O avanço das áreas urbanas sobre o habitat natural e a oferta fácil de alimento no lixo doméstico trouxeram esses animais selvagens para o coração das cidades. No entanto, em vez de armadilhas ou métodos letais, a tecnologia surgiu como uma alternativa intrigante.
Equipado com luzes azuis pulsantes e uma mochila de sensores, o robô bípede utiliza inteligência artificial para identificar os javalis à distância. Ao detectar um grupo, ele inicia uma perseguição calculada. Não há contato físico; o objetivo é puramente o afugentamento. As luzes e os movimentos mecânicos estranhos ao ambiente natural criam um efeito de intimidação que força os animais a retornarem para as áreas de floresta.

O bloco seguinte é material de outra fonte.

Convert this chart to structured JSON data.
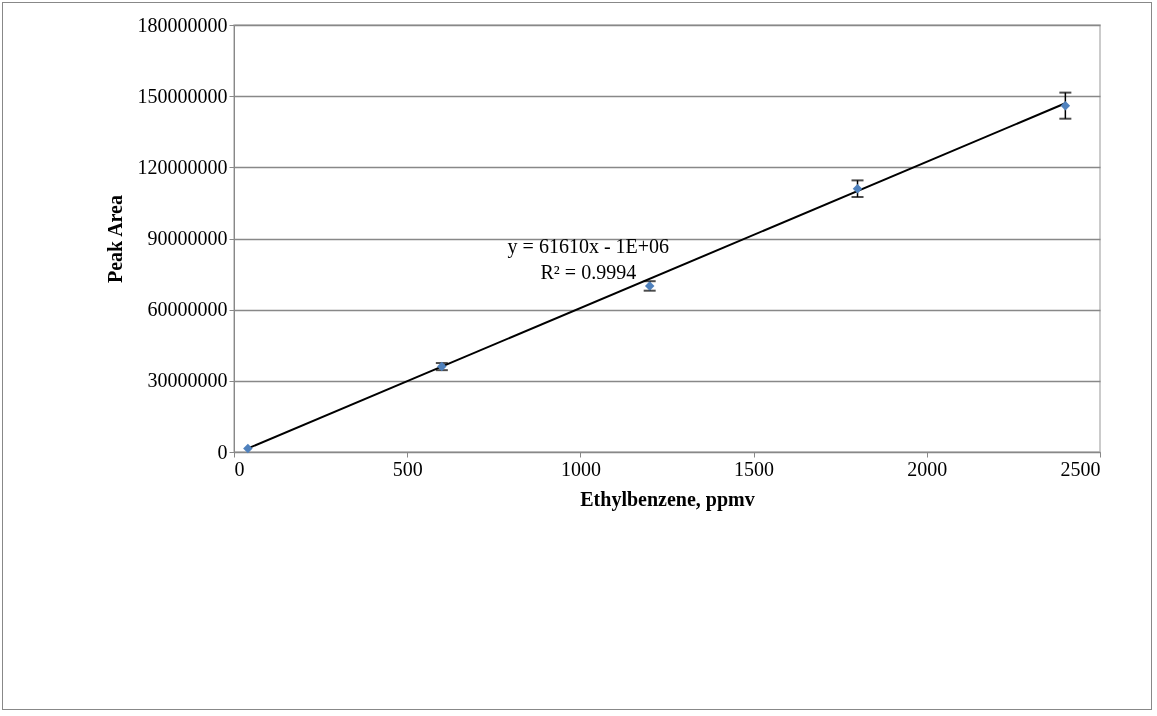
{
  "chart_data": {
    "type": "scatter",
    "xlabel": "Ethylbenzene, ppmv",
    "ylabel": "Peak Area",
    "xlim": [
      0,
      2500
    ],
    "xticks": [
      0,
      500,
      1000,
      1500,
      2000,
      2500
    ],
    "ylim": [
      0,
      180000000
    ],
    "yticks": [
      0,
      30000000,
      60000000,
      90000000,
      120000000,
      150000000,
      180000000
    ],
    "grid": "y",
    "legend": false,
    "annotations": [
      "y = 61610x - 1E+06",
      "R² = 0.9994"
    ],
    "series": [
      {
        "marker": "diamond",
        "color": "#4f81bd",
        "x": [
          40,
          600,
          1200,
          1800,
          2400
        ],
        "values": [
          1500000,
          36000000,
          70000000,
          111000000,
          146000000
        ],
        "errors": [
          null,
          1500000,
          2000000,
          3500000,
          5500000
        ]
      },
      {
        "type": "line",
        "marker": "none",
        "color": "#000000",
        "x": [
          40,
          2400
        ],
        "values": [
          1500000,
          147000000
        ]
      }
    ]
  }
}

| Flagra viralizou nas redes sociais. Foto: Reprodução/X |
Os vídeos que circulam mostram o robô correndo atrás dos animais em parques e calçadas, gerando reações mistas. Enquanto muitos celebram a inovação pela segurança, outros questionam até onde a automação do manejo ambiental deve ir.
Por que robôs?
O uso dessa tecnologia aborda dois desafios centrais: reduz o risco de confrontos diretos entre agentes de controle ou moradores e javalis, que podem se tornar altamente agressivos quando encurralados; e apresenta uma alternativa não letal para o manejo de espécies invasoras em áreas residenciais, preservando o equilíbrio ambiental sem recorrer a abates em larga escala.